The partition points are:
0, 1, 2
Inside $[0,1]$, participant 2 always exceeds the current score, so:
$$P(s_2 < x)=0$$
The algorithm integrates only over open-length segments, so the single point $x=1$ contributes zero measure. The result becomes exactly:
1 0
0 1
Now consider identical intervals:
3
0 5
0 5
0 5
All participants use the same linear probability:
$$P(s_k < x)=x/5$$
The generating polynomial is symmetric for every participant.
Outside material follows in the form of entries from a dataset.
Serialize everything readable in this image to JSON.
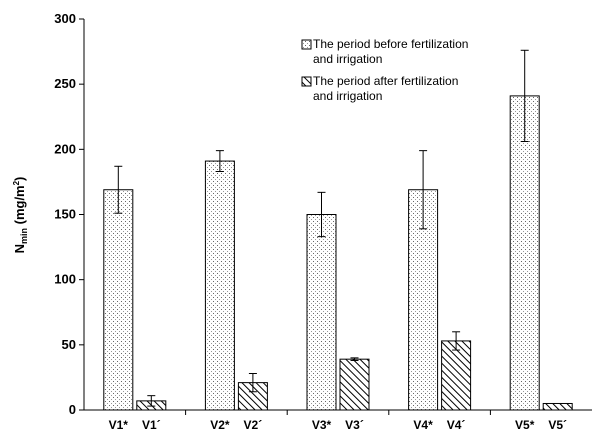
{
  "chart_data": {
    "type": "bar",
    "ylabel_main": "N",
    "ylabel_sub": "min",
    "ylabel_unit": " (mg/m",
    "ylabel_sup": "2",
    "ylabel_close": ")",
    "ylim": [
      0,
      300
    ],
    "yticks": [
      0,
      50,
      100,
      150,
      200,
      250,
      300
    ],
    "legend_position": "top-right",
    "grid": false,
    "groups": [
      "V1",
      "V2",
      "V3",
      "V4",
      "V5"
    ],
    "series": [
      {
        "name_line1": "The period before fertilization",
        "name_line2": "and irrigation",
        "pattern": "dots",
        "categories": [
          "V1*",
          "V2*",
          "V3*",
          "V4*",
          "V5*"
        ],
        "values": [
          169,
          191,
          150,
          169,
          241
        ],
        "errors": [
          18,
          8,
          17,
          30,
          35
        ]
      },
      {
        "name_line1": "The period after fertilization",
        "name_line2": "and irrigation",
        "pattern": "hatch",
        "categories": [
          "V1´",
          "V2´",
          "V3´",
          "V4´",
          "V5´"
        ],
        "values": [
          7,
          21,
          39,
          53,
          5
        ],
        "errors": [
          4,
          7,
          1,
          7,
          0
        ]
      }
    ]
  }
}
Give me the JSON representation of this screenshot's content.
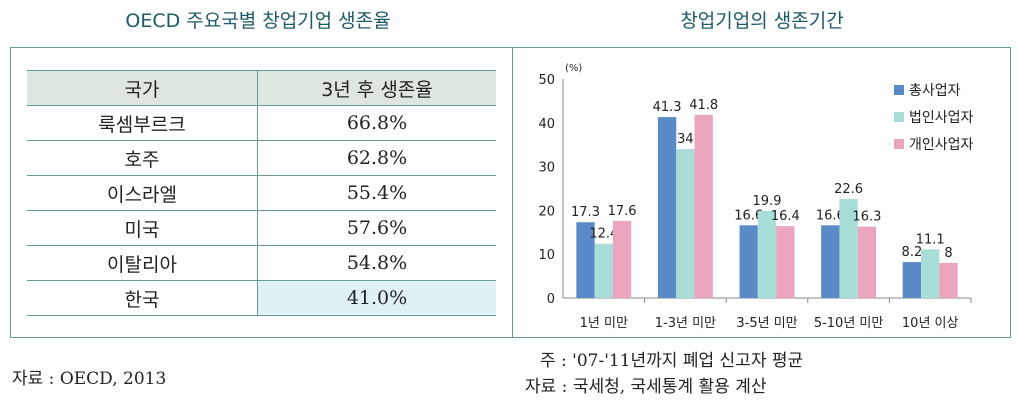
{
  "left": {
    "title": "OECD 주요국별 창업기업 생존율",
    "headers": [
      "국가",
      "3년 후 생존율"
    ],
    "rows": [
      [
        "룩셈부르크",
        "66.8%"
      ],
      [
        "호주",
        "62.8%"
      ],
      [
        "이스라엘",
        "55.4%"
      ],
      [
        "미국",
        "57.6%"
      ],
      [
        "이탈리아",
        "54.8%"
      ],
      [
        "한국",
        "41.0%"
      ]
    ],
    "source": "자료 : OECD, 2013"
  },
  "right": {
    "note": "주 : '07-'11년까지 폐업 신고자 평균",
    "source": "자료 : 국세청, 국세통계 활용 계산"
  },
  "chart_data": {
    "type": "bar",
    "title": "창업기업의 생존기간",
    "ylabel": "(%)",
    "ylim": [
      0,
      50
    ],
    "yticks": [
      0,
      10,
      20,
      30,
      40,
      50
    ],
    "categories": [
      "1년 미만",
      "1-3년 미만",
      "3-5년 미만",
      "5-10년 미만",
      "10년 이상"
    ],
    "series": [
      {
        "name": "총사업자",
        "color": "#5b8ac8",
        "values": [
          17.3,
          41.3,
          16.6,
          16.6,
          8.2
        ]
      },
      {
        "name": "법인사업자",
        "color": "#a8ddd8",
        "values": [
          12.4,
          34,
          19.9,
          22.6,
          11.1
        ]
      },
      {
        "name": "개인사업자",
        "color": "#eca5bf",
        "values": [
          17.6,
          41.8,
          16.4,
          16.3,
          8
        ]
      }
    ],
    "legend": "top-right"
  }
}
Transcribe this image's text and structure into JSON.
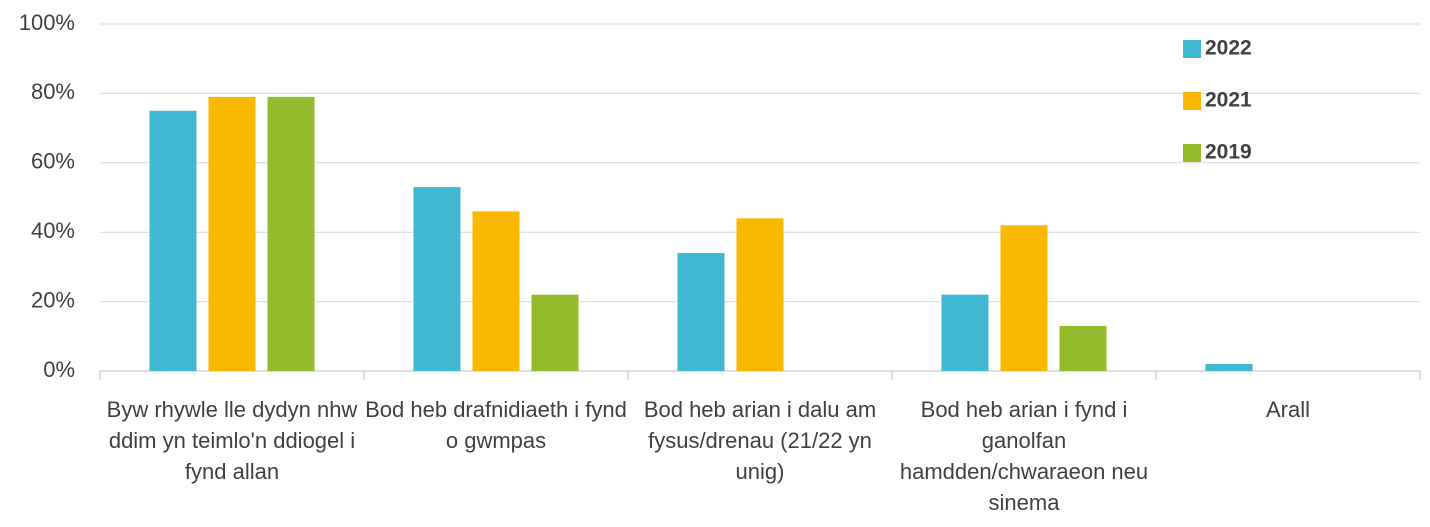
{
  "chart_data": {
    "type": "bar",
    "categories": [
      "Byw rhywle lle dydyn nhw ddim yn teimlo'n ddiogel i fynd allan",
      "Bod heb drafnidiaeth i fynd o gwmpas",
      "Bod heb arian i dalu am fysus/drenau (21/22 yn unig)",
      "Bod heb arian i fynd i ganolfan hamdden/chwaraeon neu sinema",
      "Arall"
    ],
    "series": [
      {
        "name": "2022",
        "color": "#41b8d2",
        "values": [
          75,
          53,
          34,
          22,
          2
        ]
      },
      {
        "name": "2021",
        "color": "#fbb800",
        "values": [
          79,
          46,
          44,
          42,
          null
        ]
      },
      {
        "name": "2019",
        "color": "#93bb2b",
        "values": [
          79,
          22,
          null,
          13,
          null
        ]
      }
    ],
    "ylim": [
      0,
      100
    ],
    "yticks": [
      {
        "value": 0,
        "label": "0%"
      },
      {
        "value": 20,
        "label": "20%"
      },
      {
        "value": 40,
        "label": "40%"
      },
      {
        "value": 60,
        "label": "60%"
      },
      {
        "value": 80,
        "label": "80%"
      },
      {
        "value": 100,
        "label": "100%"
      }
    ],
    "grid": true,
    "legend": "top-right"
  }
}
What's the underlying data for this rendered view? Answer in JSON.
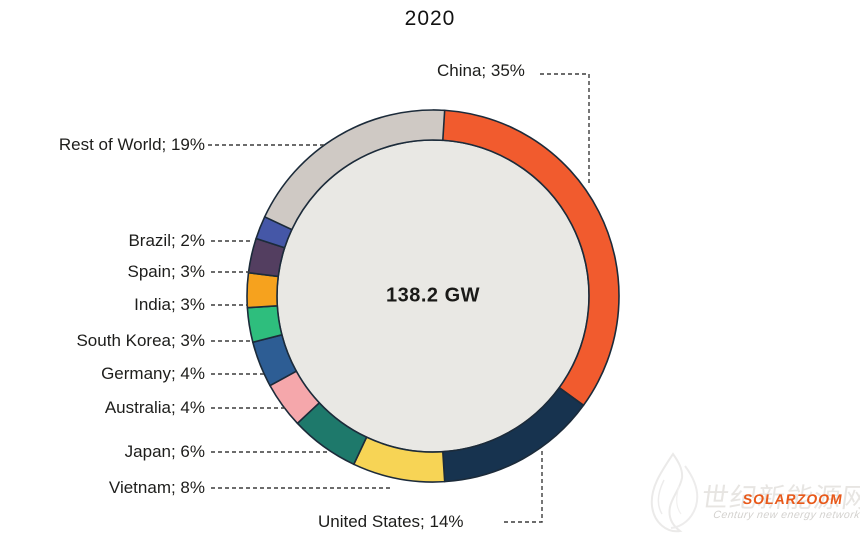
{
  "chart_data": {
    "type": "pie",
    "subtype": "donut",
    "title": "2020",
    "center_label": "138.2 GW",
    "start_angle_deg": 0,
    "direction": "clockwise",
    "inner_color": "#E9E8E4",
    "outline_color": "#1C2B3A",
    "slices": [
      {
        "name": "China",
        "value": 35,
        "label": "China; 35%",
        "color": "#F15B2E"
      },
      {
        "name": "United States",
        "value": 14,
        "label": "United States; 14%",
        "color": "#17334F"
      },
      {
        "name": "Vietnam",
        "value": 8,
        "label": "Vietnam; 8%",
        "color": "#F7D455"
      },
      {
        "name": "Japan",
        "value": 6,
        "label": "Japan; 6%",
        "color": "#1E796B"
      },
      {
        "name": "Australia",
        "value": 4,
        "label": "Australia; 4%",
        "color": "#F5A7AB"
      },
      {
        "name": "Germany",
        "value": 4,
        "label": "Germany; 4%",
        "color": "#2D5D94"
      },
      {
        "name": "South Korea",
        "value": 3,
        "label": "South Korea; 3%",
        "color": "#2EBE7D"
      },
      {
        "name": "India",
        "value": 3,
        "label": "India; 3%",
        "color": "#F6A21E"
      },
      {
        "name": "Spain",
        "value": 3,
        "label": "Spain; 3%",
        "color": "#533E60"
      },
      {
        "name": "Brazil",
        "value": 2,
        "label": "Brazil; 2%",
        "color": "#4557A7"
      },
      {
        "name": "Rest of World",
        "value": 19,
        "label": "Rest of World; 19%",
        "color": "#CFC9C4"
      }
    ]
  },
  "watermark": {
    "logo": "flame-icon",
    "cn_text": "世纪新能源网",
    "brand": "SOLARZOOM",
    "brand_color": "#E8591A",
    "tagline": "Century new energy network"
  }
}
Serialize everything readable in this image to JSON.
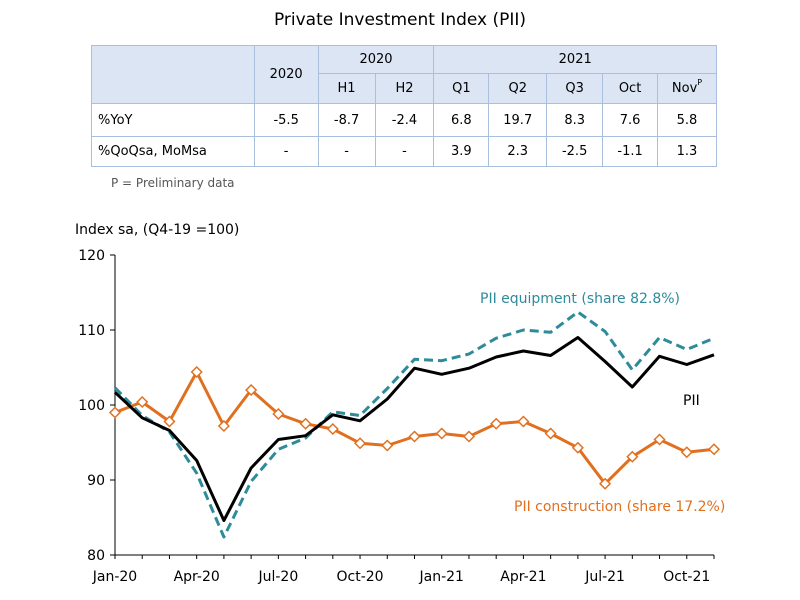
{
  "title": "Private Investment Index (PII)",
  "table": {
    "year_2020": "2020",
    "year_2021": "2021",
    "cols": [
      "2020",
      "H1",
      "H2",
      "Q1",
      "Q2",
      "Q3",
      "Oct",
      "Nov"
    ],
    "nov_superscript": "P",
    "rows": [
      {
        "label": "%YoY",
        "values": [
          "-5.5",
          "-8.7",
          "-2.4",
          "6.8",
          "19.7",
          "8.3",
          "7.6",
          "5.8"
        ]
      },
      {
        "label": "%QoQsa, MoMsa",
        "values": [
          "-",
          "-",
          "-",
          "3.9",
          "2.3",
          "-2.5",
          "-1.1",
          "1.3"
        ]
      }
    ]
  },
  "note": "P = Preliminary data",
  "chart_data": {
    "type": "line",
    "ylabel": "Index sa, (Q4-19 =100)",
    "ylim": [
      80,
      120
    ],
    "yticks": [
      80,
      90,
      100,
      110,
      120
    ],
    "x": [
      "Jan-20",
      "Feb-20",
      "Mar-20",
      "Apr-20",
      "May-20",
      "Jun-20",
      "Jul-20",
      "Aug-20",
      "Sep-20",
      "Oct-20",
      "Nov-20",
      "Dec-20",
      "Jan-21",
      "Feb-21",
      "Mar-21",
      "Apr-21",
      "May-21",
      "Jun-21",
      "Jul-21",
      "Aug-21",
      "Sep-21",
      "Oct-21",
      "Nov-21"
    ],
    "xtick_labels": [
      "Jan-20",
      "Apr-20",
      "Jul-20",
      "Oct-20",
      "Jan-21",
      "Apr-21",
      "Jul-21",
      "Oct-21"
    ],
    "series": [
      {
        "name": "PII",
        "color": "#000000",
        "style": "solid",
        "values": [
          101.7,
          98.3,
          96.6,
          92.6,
          84.6,
          91.6,
          95.4,
          95.9,
          98.7,
          97.9,
          100.8,
          104.9,
          104.1,
          104.9,
          106.4,
          107.2,
          106.6,
          109.0,
          105.8,
          102.4,
          106.5,
          105.4,
          106.7
        ]
      },
      {
        "name": "PII equipment (share 82.8%)",
        "color": "#2e8b9a",
        "style": "dashed",
        "values": [
          102.3,
          98.6,
          96.4,
          90.9,
          82.4,
          89.8,
          94.1,
          95.6,
          99.1,
          98.6,
          102.2,
          106.1,
          105.9,
          106.8,
          108.9,
          110.0,
          109.7,
          112.4,
          109.8,
          104.7,
          109.0,
          107.4,
          108.9
        ]
      },
      {
        "name": "PII construction (share 17.2%)",
        "color": "#e07020",
        "style": "solid-diamond",
        "values": [
          99.0,
          100.4,
          97.8,
          104.4,
          97.2,
          102.0,
          98.8,
          97.5,
          96.8,
          94.9,
          94.6,
          95.8,
          96.2,
          95.8,
          97.5,
          97.8,
          96.2,
          94.3,
          89.5,
          93.1,
          95.4,
          93.7,
          94.1
        ]
      }
    ],
    "labels": {
      "equipment": "PII equipment (share 82.8%)",
      "pii": "PII",
      "construction": "PII construction (share 17.2%)"
    }
  }
}
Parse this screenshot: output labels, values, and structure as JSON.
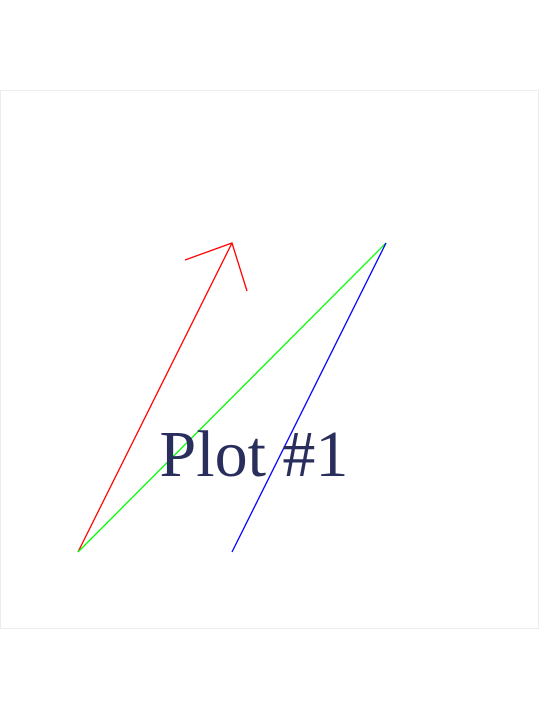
{
  "diagram": {
    "label": "Plot #1",
    "label_color": "#2a2e5c",
    "vectors": [
      {
        "name": "red-vector",
        "color": "#ff0000",
        "has_arrowhead": true
      },
      {
        "name": "green-vector",
        "color": "#00ff00",
        "has_arrowhead": false
      },
      {
        "name": "blue-vector",
        "color": "#0000ff",
        "has_arrowhead": false
      }
    ]
  }
}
Since the integration interval is also identical, every rank receives probability exactly $1/3$.
Finally consider nested intervals:
2
0 10
4 6
The partition points are:
0, 4, 6, 10
Inside $[0,4]$, participant 2 can never score below the current value.
Inside $[4,6]$, the probability becomes linear:
$$\frac{x-4}{2}$$
Inside $[6,10]$, participant 2 is always below.
The algorithm handles each segment separately, so the probability formula changes exactly where it should. Missing this segmentation is the classic source of wrong answers in this problem.